The research, which was funded by the blood cancer charity, Bloodwise, is published in Haematologica.
Survival rates for childhood acute lymphoblastic leukaemia (ALL) have improved substantially over the years. Now, around nine in 10 children can look forward to being cured, but current treatment – usually an intense course of chemotherapy – is gruelling and can leave children with life-long side effects such as infertility and even secondary cancers. There is also a chance of the blood cancer returning if high levels of leukaemia initiating cells remain after the first rounds of intensive treatment. If the cancer comes back, it is more difficult to treat.
In a study led by Professors Vaskar Saha and Peter Stern, researchers analysed samples from children who were determined to be at either low or high risk of relapse based on the numbers of leukaemic cells remaining after their first round of chemotherapy.
The researchers found a high proportion of 5T4 positive leukaemia cells in patients with a high risk of relapse, while this marker was not detected in samples taken from children who responded well to initial treatment.

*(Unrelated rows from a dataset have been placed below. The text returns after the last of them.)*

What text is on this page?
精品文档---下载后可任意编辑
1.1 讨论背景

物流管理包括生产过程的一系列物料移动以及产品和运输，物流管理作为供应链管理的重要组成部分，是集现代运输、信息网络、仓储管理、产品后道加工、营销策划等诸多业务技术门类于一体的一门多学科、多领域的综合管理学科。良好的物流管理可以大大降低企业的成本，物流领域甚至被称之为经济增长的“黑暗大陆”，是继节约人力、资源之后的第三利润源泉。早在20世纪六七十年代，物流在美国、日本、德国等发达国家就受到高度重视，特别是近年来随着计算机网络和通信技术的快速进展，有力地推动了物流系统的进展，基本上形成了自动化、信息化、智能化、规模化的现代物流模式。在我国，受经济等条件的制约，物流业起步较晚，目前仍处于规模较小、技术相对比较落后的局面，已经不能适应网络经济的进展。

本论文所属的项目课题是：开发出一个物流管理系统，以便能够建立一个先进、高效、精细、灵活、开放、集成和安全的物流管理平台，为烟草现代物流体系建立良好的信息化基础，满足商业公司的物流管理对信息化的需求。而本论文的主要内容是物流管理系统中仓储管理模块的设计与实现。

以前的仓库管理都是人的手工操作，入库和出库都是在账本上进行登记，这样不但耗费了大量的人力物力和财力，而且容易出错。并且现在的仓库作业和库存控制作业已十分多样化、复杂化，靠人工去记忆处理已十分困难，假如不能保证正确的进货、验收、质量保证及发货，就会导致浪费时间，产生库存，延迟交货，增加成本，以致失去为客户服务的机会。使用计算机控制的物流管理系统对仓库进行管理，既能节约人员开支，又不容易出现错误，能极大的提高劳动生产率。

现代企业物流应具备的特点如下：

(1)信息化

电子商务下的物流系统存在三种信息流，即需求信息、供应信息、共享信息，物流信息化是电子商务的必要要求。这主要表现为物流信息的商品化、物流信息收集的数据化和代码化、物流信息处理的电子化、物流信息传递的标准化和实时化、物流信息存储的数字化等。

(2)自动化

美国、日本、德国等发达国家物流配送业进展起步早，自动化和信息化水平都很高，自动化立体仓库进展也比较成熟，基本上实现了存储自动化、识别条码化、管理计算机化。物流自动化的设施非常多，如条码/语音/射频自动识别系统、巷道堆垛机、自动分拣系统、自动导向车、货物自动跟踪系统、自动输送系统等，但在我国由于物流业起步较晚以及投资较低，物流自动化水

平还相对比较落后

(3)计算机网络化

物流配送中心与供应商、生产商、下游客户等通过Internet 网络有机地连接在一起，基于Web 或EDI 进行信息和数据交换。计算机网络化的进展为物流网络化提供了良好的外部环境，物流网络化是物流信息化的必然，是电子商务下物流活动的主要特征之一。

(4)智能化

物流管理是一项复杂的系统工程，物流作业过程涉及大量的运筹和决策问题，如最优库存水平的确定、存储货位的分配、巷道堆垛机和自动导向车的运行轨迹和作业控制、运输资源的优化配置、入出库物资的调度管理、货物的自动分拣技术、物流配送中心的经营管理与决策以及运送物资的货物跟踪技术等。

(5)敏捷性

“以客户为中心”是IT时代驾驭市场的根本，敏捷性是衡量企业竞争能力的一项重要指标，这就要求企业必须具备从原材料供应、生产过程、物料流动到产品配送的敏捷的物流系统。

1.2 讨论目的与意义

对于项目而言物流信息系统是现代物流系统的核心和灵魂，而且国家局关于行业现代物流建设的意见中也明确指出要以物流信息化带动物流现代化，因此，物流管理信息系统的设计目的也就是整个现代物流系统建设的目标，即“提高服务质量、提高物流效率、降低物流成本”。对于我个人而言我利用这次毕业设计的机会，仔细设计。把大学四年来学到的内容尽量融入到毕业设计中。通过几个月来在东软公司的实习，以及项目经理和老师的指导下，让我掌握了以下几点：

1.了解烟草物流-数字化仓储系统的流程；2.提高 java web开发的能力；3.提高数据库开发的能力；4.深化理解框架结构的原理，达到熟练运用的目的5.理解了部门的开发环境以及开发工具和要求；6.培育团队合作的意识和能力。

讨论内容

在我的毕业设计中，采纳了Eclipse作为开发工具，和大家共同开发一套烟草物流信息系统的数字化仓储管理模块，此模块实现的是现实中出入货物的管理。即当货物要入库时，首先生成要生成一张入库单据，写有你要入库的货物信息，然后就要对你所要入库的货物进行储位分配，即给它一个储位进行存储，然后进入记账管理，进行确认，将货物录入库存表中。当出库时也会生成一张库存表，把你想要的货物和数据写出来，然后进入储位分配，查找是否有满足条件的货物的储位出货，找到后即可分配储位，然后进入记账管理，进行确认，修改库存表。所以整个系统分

5T4 positive leukaemia cells are significantly more clonogenic. This means that the disease can recur from very few residual cells. The researchers discovered that the 5T4 protein helps leukaemia stem cells migrate from the blood vessels to the safety of the bone marrow during treatment, which offers protection from chemotherapy and makes these cells much harder to eradicate.
Using a model system of human leukaemia engrafted in mice, an ADC developed by Pfizer Inc., A1mcMMAF, which targets cells with 5T4 molecules on the surface and delivers a drug which is toxic for the cells, was shown to be very effective in treatment. In addition, when used in combination with dexamethasone, a standard component of induction therapy, there was a significantly improved survival of the mice.
Professor Vaskar Saha, who led the research with Professor Peter Stern at The University of Manchester, said:
Although this is early work, our findings suggest that leukaemic initiating cells that have 5T4 are better at entering sites in the body that will protect them from standard chemotherapy, causing drug resistance and relapse. By targeting 5T4 in mice, we have shown that we can selectively attack the treatment-resistant leukaemia cells.
Dr Alasdair Rankin, Director of Research at Bloodwise, said:
The chemotherapy currently used to treat childhood ALL is not always effective, and can cause life-long side effects. Using targeted therapies – alone or in combination - that hone in on specific characteristics of the cancer cells, could eventually make therapies gentler and more effective. These early findings are promising, and have opened up the future possibility of a new targeted treatment for childhood ALL.